In Music We Trust – USA
The sensational Masticators turned up on France’s Pop The Balloon with two brand new tracks on this fab, retro-fresh single.
The front side is a cover of a previously unreleased song from the great garage band The Cheepskates. “Boyfriend’s Heart” is Shane Faubert’s jaunty, lighthearted ode to sassy girl groups of yore, and it might easily have become a hit if recorded by tough chicks like, say The Shangri Las or Chiffons back in the early 60’s. The Masticators give the song a wonderfully infectious, bobbysox sweet reading, but with cool, tussling guitar and fuzz-bass solo that musses its bouffant and smears its makeup just a little.
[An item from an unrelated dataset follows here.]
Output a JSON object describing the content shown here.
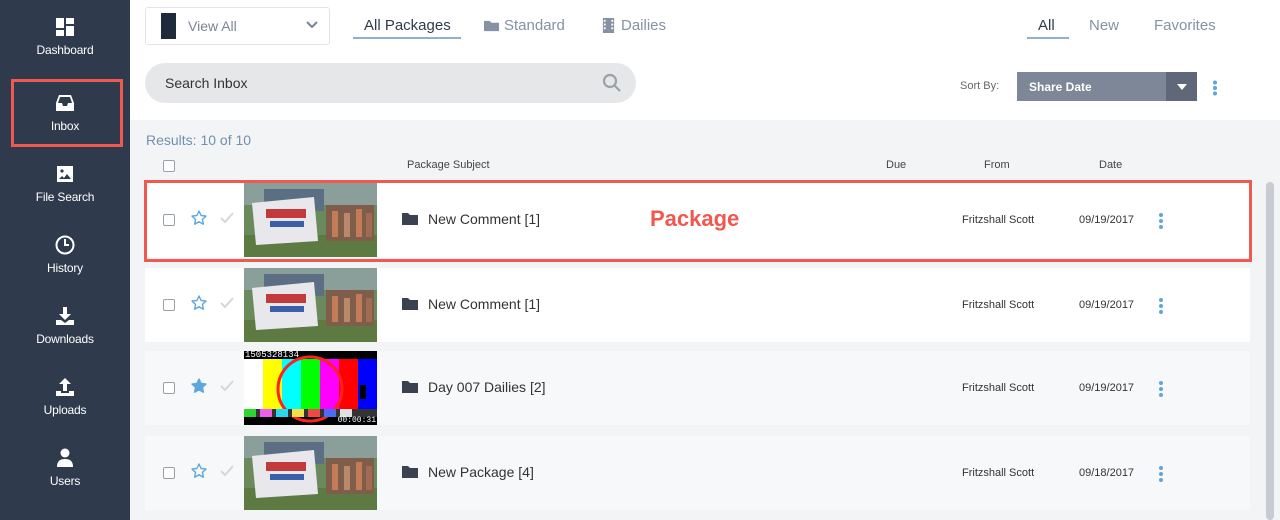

The B-side also hearkens back to the same general period, but takes a more extensive toke of the psychedelic, swingin’ 60’s. “Fine Afternoon” is a sensationally woozy drone, as if the band had combined The Kinks’ “Tired Of Waiting” with The Byrds and a bit of The Electric Prunes, then plastered the resultant tune with weird echo and duggy reverb. It leaves Lisa Mychols’ raga-ish vocals to emerge out of a fog, followed closely by The Beach Boys-gone-gothic harmonies of the fellows.